I did this and it worked flawlessly in CS6. The play had an intermission, so I had two 16GB SDHC cards, each with just over an hour of continuous video on them. In Premiere, I was seeing just one clip name for each, not all the smaller parts, so Premiere is being intelligent in knowing how to handle the clip joining behind the scenes.
Playback was smooth, no sync issues or hiccups between clips, totally seamless and pleasant experience on a 2-year-old Core i7-2600 machine. Was a two-camera shoot and was mixing the AVCHD with HDV clips.
Safe Harbor Computers
- May 16, 2013 at 8:39 pm
I have an NX5U.
when i import the way jeff suggests, some of the .mts files don’t import.
I then have to manually copy them over.
hope this is fixed in CC
- May 20, 2013 at 12:34 pm
Chris, the reason some clips look like they aren’t imported using the Media Browser is that Premiere is correctly identifying which clips are too long and only importing the first clip number of a sequence of spanned clips. For example you shoot a 40 minute clip on your camera which spans maybe 3 MTS files (1,2,3 for example).
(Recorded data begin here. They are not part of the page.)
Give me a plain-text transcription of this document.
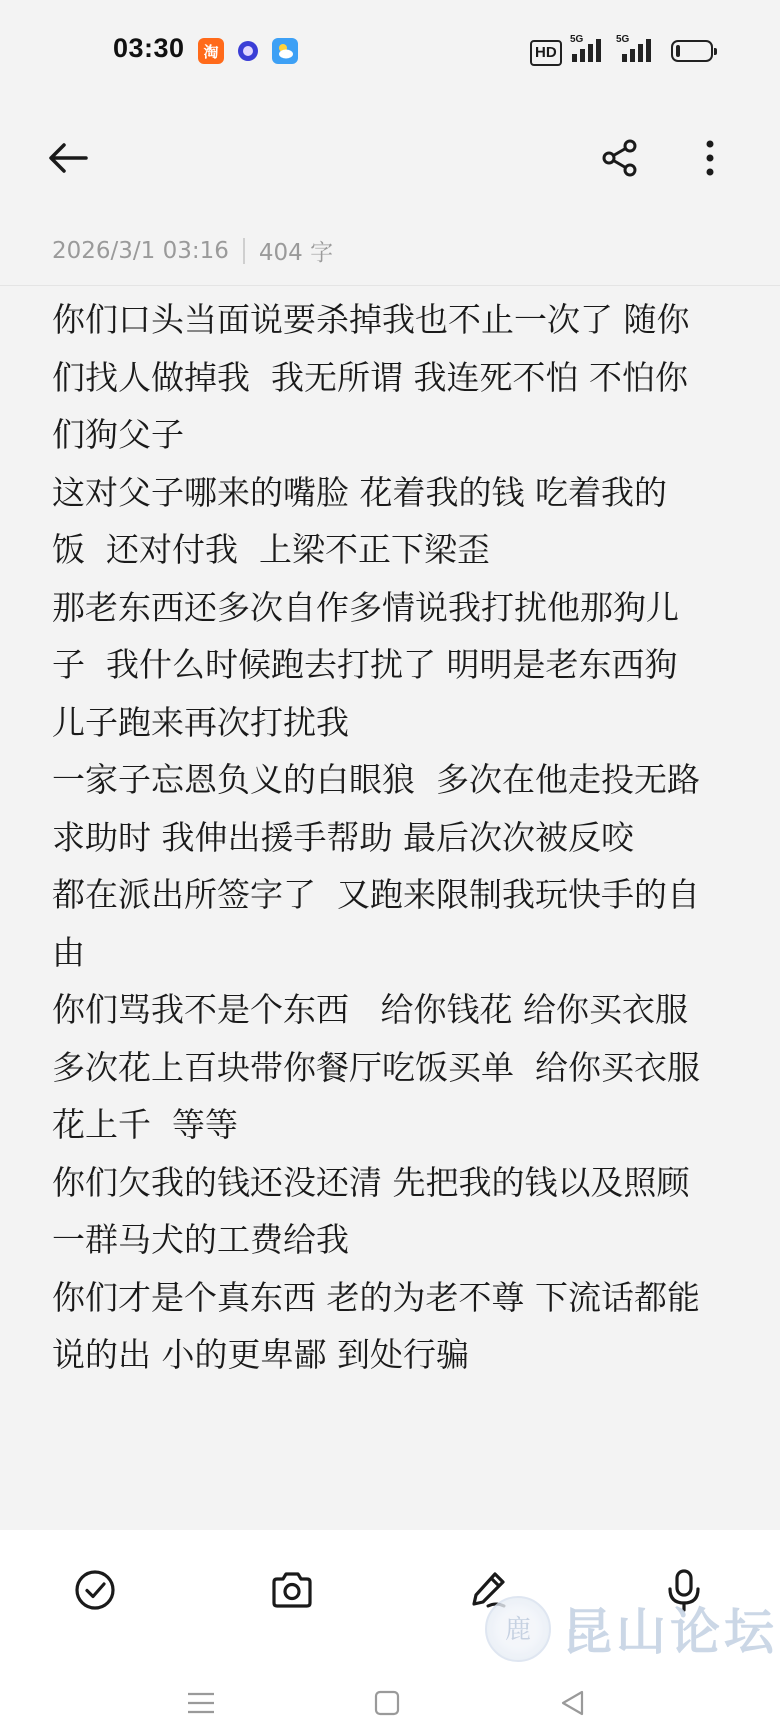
03:30	淘	HD
5G	5G
2026/3/1 03:16 404 字
你们口头当面说要杀掉我也不止一次了 随你
们找人做掉我  我无所谓 我连死不怕 不怕你
们狗父子
这对父子哪来的嘴脸 花着我的钱 吃着我的
饭  还对付我  上梁不正下梁歪
那老东西还多次自作多情说我打扰他那狗儿
子  我什么时候跑去打扰了 明明是老东西狗
儿子跑来再次打扰我
一家子忘恩负义的白眼狼  多次在他走投无路
求助时 我伸出援手帮助 最后次次被反咬
都在派出所签字了  又跑来限制我玩快手的自
由
你们骂我不是个东西   给你钱花 给你买衣服
多次花上百块带你餐厅吃饭买单  给你买衣服
花上千  等等
你们欠我的钱还没还清 先把我的钱以及照顾
一群马犬的工费给我
你们才是个真东西 老的为老不尊 下流话都能
说的出 小的更卑鄙 到处行骗
鹿 昆山论坛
Media browser will identify that this a spanned clip and import only #1, but this clip named #1 will contain all the content of 1,2 and 3. This is the right way to do it since it was meant to be one 40 minute clip not 3 different clips.
- May 24, 2013 at 11:51 pm
Thank you so much for the information. I will use Media Browser instead of using the Sony software.